TY : « Effectivement, même si on n'utilise pas explicitement le terme qi dans la langue japonaise, beaucoup de mots ou d'expressions, qui touchent le corps, contiennent implicitement la notion de « qi ». Par exemple, koshuo suete kakae, koshuo sueru signifie stabiliser les hanches ou le ventre (pour faire quelque chose) ; cette expression est impossible à traduire, n'est-ce pas ? »

KT : « C'est impossible, en effet. »

TY : « Je pense que « faire quelque chose en stabilisant son bassin » signifie  accumuler le « qi » dans le tanden pour le remplir et que « parler en ouvrant le ventre » signifie communiquer le « qi ». Autrefois, on utilisait souvent ce genre de terme mais aujourd'hui les Japonais utilisent de moins en moins cette sorte d'expressions qui sont en rapport avec la sensation du corps. »

KT : « Effectivement, cette évolution de la façon de s'exprimer me semble assez flagrante dans la langue japonaise moderne. »

TY : « J'ai l'impression qu'autrefois, jusqu'à la période Edo, il y avait beaucoup plus de mots qui concernent la sensation du corps dans la langue japonaise ; par exemple « la hauteur du regard est élevé », « mettre bien le bassin » ou bien « former le ventre » sont des expressions qu'on utilise beaucoup moins dans la langue japonaise aujourd'hui. Je pense que la sensation de « qi » était implicitement présente dans cette sorte d'expression. Lorsqu'il en est ainsi, lorsque la sensation de « qi » est présente dans un mot, il est difficile de le traduire dans une langue étrangère. »

KT : « Je pense que ce que vous dites est tout à fait vrai. Effectivement, votre explication me semble éclaircir les raisons de la difficulté à traduire la langue japonaise. »

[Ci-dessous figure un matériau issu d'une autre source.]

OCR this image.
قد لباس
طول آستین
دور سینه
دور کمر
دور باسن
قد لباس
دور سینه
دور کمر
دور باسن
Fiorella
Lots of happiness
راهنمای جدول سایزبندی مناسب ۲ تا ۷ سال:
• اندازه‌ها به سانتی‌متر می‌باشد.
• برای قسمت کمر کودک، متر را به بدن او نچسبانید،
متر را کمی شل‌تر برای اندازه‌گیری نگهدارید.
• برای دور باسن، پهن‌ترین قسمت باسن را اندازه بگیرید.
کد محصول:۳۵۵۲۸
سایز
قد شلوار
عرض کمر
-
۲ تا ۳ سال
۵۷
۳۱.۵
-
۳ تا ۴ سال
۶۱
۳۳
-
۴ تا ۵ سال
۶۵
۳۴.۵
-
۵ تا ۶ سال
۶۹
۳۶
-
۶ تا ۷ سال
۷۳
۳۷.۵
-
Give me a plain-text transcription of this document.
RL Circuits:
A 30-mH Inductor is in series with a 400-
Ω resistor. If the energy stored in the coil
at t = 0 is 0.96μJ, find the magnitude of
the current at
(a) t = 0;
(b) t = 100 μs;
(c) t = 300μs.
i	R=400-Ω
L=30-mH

TY : « La sensation du « qi » rend la langue japonaise difficile. En japonais mizu ni nagasu, « faire couler (ou laver) avec de l'eau », par exemple, est une expression très courante ; mais qu'est-ce qu'on fait couler dans l'eau ? On utilise souvent cette expression lorsqu'il y a une querelle et je pense que le sens de cette expression doit être difficile à traduire ; il faut la comprendre de la façon suivante : on va laver, faire couler dans l'eau, le mauvais « qi », le « qi » négatif. La sensation sous-entendue du « qi » dans la langue japonaise est bien implicite ici. »

KT : « Tout à fait. »

TY : « On utilise souvent des mots qui impliquent une sensation de « qi » dans les termes et les expressions dans les arts martiaux ; cela aussi est une cause de difficulté de la traduction. »

KT : « Je pense que ce que vous dites est tout à fait juste. »

TY : « Vous avez, monsieur Tokitsu, traduit le Gorin No Sho de Miyamoto Musashi en français. Est-ce que votre thèse est déjà publiée ? »

KT : « Non, je suis en train de négocier sa publication avec une maison d'édition. »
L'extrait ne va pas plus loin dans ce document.